In the Premier League's early goings-on this season, the bullies have come from the Northwest. Manchester, in particular, as red and blue halves strive to outdo each other's results in a bizarre, entertaining game of one-upmanship.

 City defeated Bolton 3-2, so Manchester United walloped the same Trotters side 5-0. United started unconvincingly against Spurs before three second half goals earned them victory; the Citizens rode Samir Nasri, Kun Aguero and Edin Dzeko to a 5-1 win. The Manchester sides have so far shown the compassion of schoolyard thugs.

 The Premiership has known remorseless sides before: Mourinho's Chelsea springs instantly to mind, while the Invincibles of 2004 had a certain dangerous look behind their eyes. Opposing players just didn't cross the likes of Henry, Vieira or Ray Parlour - not necessarily for fear of any brutal retribution, but the strength of their self-belief (and in their teammates) was enough to distill from them a performance that could only be to your detriment. With the form of these two clubs as it is, the two Mancunian clubs now exhibit similar belief.
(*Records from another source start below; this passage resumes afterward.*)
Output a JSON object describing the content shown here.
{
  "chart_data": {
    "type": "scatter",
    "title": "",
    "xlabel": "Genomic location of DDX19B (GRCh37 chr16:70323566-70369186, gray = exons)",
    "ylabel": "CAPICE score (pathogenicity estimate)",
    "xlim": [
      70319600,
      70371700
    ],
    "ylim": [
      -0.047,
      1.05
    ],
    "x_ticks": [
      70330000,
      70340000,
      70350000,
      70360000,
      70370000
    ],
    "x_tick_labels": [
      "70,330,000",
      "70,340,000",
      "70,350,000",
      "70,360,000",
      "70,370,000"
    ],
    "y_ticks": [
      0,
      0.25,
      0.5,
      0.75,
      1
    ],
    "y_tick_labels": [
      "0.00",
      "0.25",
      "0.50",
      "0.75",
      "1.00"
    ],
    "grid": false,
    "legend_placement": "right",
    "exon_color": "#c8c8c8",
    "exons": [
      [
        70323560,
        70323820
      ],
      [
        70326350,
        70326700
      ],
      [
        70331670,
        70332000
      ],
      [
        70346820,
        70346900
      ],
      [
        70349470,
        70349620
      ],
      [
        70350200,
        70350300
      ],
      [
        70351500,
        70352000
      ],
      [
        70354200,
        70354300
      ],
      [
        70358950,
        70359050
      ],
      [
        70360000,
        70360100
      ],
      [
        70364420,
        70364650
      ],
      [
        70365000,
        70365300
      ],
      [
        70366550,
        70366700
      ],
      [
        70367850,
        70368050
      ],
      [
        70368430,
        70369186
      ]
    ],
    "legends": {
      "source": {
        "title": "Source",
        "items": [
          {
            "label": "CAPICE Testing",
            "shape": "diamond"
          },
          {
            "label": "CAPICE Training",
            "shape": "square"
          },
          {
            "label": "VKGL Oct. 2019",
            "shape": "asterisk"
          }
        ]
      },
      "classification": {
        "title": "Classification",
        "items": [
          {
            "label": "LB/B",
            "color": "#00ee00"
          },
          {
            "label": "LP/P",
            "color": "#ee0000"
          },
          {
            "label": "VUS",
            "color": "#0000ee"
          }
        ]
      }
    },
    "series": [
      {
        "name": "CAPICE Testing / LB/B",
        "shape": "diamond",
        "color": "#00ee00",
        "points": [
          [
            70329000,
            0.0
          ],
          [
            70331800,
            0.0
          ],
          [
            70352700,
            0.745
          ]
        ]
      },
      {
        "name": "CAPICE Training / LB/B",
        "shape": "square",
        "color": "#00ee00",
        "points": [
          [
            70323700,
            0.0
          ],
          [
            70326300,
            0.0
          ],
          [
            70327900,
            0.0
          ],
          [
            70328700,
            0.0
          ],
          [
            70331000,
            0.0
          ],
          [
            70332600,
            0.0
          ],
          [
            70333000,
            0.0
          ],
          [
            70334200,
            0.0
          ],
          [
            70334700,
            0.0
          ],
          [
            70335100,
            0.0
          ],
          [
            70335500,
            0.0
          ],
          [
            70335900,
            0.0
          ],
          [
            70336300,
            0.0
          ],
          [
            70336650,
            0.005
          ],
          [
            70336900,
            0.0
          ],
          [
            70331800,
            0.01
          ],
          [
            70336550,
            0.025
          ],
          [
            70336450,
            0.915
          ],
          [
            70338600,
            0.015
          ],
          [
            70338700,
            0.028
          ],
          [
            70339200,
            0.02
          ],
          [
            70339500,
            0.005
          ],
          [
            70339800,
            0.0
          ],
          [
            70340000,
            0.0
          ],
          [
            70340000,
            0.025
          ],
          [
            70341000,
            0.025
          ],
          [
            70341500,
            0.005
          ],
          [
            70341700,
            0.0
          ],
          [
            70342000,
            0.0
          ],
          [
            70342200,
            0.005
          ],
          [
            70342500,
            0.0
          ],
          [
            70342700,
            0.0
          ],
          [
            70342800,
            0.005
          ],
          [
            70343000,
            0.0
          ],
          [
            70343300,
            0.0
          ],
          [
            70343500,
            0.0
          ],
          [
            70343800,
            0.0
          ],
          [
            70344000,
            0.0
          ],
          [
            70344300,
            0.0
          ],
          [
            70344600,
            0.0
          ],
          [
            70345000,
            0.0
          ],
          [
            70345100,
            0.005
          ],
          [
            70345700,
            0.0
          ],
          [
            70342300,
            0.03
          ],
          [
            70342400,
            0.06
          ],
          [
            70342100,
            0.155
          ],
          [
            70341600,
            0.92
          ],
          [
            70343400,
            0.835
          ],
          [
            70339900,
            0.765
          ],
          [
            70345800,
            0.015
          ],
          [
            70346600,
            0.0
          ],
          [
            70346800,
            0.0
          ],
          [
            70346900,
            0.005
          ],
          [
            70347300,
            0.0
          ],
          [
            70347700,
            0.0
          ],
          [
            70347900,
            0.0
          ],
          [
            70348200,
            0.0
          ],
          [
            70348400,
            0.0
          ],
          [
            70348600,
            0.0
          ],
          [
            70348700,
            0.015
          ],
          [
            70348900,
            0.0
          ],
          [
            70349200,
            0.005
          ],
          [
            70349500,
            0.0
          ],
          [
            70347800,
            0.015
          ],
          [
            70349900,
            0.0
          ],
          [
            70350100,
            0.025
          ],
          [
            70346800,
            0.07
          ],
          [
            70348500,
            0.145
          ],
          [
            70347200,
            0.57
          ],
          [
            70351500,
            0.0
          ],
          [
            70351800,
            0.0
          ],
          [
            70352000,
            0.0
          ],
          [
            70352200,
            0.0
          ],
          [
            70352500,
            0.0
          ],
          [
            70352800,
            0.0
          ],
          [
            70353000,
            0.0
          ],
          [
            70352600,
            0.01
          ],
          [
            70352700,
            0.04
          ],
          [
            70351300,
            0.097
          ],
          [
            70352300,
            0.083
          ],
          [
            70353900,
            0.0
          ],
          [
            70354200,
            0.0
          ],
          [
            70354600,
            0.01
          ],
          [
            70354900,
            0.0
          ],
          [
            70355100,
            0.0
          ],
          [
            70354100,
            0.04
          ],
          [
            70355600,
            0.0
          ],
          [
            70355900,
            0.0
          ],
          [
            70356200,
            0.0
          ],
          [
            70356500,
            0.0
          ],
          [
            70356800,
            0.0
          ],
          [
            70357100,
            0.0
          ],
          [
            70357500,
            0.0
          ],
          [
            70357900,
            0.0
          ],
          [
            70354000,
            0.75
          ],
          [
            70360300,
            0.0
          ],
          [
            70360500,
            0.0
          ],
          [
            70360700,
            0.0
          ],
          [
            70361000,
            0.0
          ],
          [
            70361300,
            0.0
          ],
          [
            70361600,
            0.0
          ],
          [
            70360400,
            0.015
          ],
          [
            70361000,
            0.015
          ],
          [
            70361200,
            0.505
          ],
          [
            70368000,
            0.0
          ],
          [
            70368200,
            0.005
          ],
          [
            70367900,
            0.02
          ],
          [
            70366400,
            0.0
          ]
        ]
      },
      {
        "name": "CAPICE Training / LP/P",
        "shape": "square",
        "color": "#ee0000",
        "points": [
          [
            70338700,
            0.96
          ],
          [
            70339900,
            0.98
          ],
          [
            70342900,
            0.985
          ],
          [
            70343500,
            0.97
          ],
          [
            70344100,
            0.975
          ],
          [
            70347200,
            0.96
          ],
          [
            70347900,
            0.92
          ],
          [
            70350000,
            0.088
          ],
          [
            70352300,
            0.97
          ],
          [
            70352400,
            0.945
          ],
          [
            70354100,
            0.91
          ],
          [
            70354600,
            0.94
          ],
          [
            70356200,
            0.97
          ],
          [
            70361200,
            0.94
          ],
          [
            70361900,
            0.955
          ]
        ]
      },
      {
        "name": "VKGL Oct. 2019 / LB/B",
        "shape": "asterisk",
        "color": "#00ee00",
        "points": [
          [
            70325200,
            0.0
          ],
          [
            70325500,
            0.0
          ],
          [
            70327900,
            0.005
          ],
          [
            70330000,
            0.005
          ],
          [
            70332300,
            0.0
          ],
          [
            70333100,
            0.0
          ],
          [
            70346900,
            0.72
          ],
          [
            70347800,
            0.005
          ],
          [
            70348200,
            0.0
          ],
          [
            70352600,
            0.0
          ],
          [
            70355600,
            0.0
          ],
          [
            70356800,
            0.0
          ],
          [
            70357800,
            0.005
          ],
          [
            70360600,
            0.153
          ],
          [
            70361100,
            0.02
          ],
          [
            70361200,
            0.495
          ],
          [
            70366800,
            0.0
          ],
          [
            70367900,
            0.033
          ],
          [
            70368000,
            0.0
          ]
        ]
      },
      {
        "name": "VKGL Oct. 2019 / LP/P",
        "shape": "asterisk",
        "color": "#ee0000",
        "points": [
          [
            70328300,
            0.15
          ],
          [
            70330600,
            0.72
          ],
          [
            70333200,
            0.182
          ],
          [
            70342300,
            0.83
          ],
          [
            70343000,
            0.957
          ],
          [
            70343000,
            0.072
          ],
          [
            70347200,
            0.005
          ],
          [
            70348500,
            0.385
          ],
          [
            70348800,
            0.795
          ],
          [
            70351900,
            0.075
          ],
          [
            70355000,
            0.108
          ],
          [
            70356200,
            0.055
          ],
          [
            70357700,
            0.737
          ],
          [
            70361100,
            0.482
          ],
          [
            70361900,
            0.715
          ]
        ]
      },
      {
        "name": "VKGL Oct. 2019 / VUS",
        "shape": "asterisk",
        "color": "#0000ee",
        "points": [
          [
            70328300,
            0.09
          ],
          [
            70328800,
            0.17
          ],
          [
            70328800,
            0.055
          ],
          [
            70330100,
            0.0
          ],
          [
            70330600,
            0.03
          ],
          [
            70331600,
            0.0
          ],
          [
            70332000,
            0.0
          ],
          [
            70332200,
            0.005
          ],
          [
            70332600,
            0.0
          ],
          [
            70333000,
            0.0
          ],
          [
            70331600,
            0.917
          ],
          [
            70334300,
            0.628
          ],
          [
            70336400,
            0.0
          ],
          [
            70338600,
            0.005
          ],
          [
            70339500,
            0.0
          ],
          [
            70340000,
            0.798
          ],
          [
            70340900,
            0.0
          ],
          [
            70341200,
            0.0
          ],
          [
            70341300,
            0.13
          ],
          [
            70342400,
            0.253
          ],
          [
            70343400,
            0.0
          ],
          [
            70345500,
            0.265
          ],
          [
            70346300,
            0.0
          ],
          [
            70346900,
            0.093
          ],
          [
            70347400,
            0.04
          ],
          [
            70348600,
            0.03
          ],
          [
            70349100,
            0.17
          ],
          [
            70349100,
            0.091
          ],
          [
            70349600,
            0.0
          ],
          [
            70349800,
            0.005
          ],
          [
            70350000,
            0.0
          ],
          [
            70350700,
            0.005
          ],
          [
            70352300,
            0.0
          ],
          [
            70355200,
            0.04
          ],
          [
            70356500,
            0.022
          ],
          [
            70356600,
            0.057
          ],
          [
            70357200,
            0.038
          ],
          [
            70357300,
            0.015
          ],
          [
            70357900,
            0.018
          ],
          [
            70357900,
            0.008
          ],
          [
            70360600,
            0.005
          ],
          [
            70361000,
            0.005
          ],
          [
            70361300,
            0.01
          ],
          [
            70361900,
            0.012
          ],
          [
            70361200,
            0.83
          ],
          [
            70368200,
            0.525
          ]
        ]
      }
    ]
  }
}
 That belief comes down to each club's knowledge that they have strength in depth. Early pace-setters often fizzle, however: derailed by inopportune and unfortunate incidents. But these two clubs are deeper than either the Chelsea team of last season or the 2007-08 edition of Arsenal.

 How so? Oustanding depth comes not from the talent level of your starting eleven, but the surety and game-changing ability of those players who aren't regularly getting a game, those who occupy positions 16-20 in the squad - with players 21-25 usually reserved for academy graduates and youth team players.

 Last season when things started to go pear-shaped for Chelsea, Carlo Ancelotti could call on (injuries excepting): Yossi Benayoun, Jose Boswinga, Yuri Zhirkov, Paulo Ferreira and Hilario. After the Wrath of Taylor, Arsenal's "depth players" included youngsters Bendtner, Song, Denilson, Justin Hoyte and the injured Tomas Rosicky. Backup talent, to be sure, but no great game-changers (with the possible exception of healthy Benayoun and Rosicky).

 Though subject to near-interminable debate, United players 16-20 are probably Jones, Smalling, Fabio, Welbeck and Park. For City, they could conceivably be Adam Johnson, Savic, Kolo Toure, Hargreaves and Pantilimon. Every single one of those players is a member of their country's first team setup (if awaiting debut); United probably boast more game-turners. The money spent to bring in those players is also significant - a factor which of course must be taken into account.

 The strongest "next" club is probably Chelsea and unsurprisingly, they're the team picked as the only possible one to upset a Mancunian duopoly. Their "next five" are likely Oriol Romeu, Josh McEachran, Salomon Kalou, Ferreira and Romelu Lukaku: wonderful promise for future years, but perhaps not enough proven presence to allow outstanding depth this year. However, only weeks ago similar things were said about Smalling, Jones and Welbeck.

The season is long and we have only just begun. Already, the Manchester clubs look imposing.


  1. Agreed. Liverpool have a much stronger first team this season but squad depth may be their undoing (although no European campaign). City's tough group in the CL may stretch their depth, but they have good fixtures after their away games in Naples and Spain. I think if Chelsea stays relatively fit they will still challenge for the premiership. 3 way race has begun.

  2. Liverpool's first team is debatably as good as Chelsea's in terms of talent, but lacks both health and the cohesion that comes of playing the same style of football together for years.

    Another thing to note is that City play away from home in the EPL after every Champions' League match - which could have a great effect on the Premier League title this year.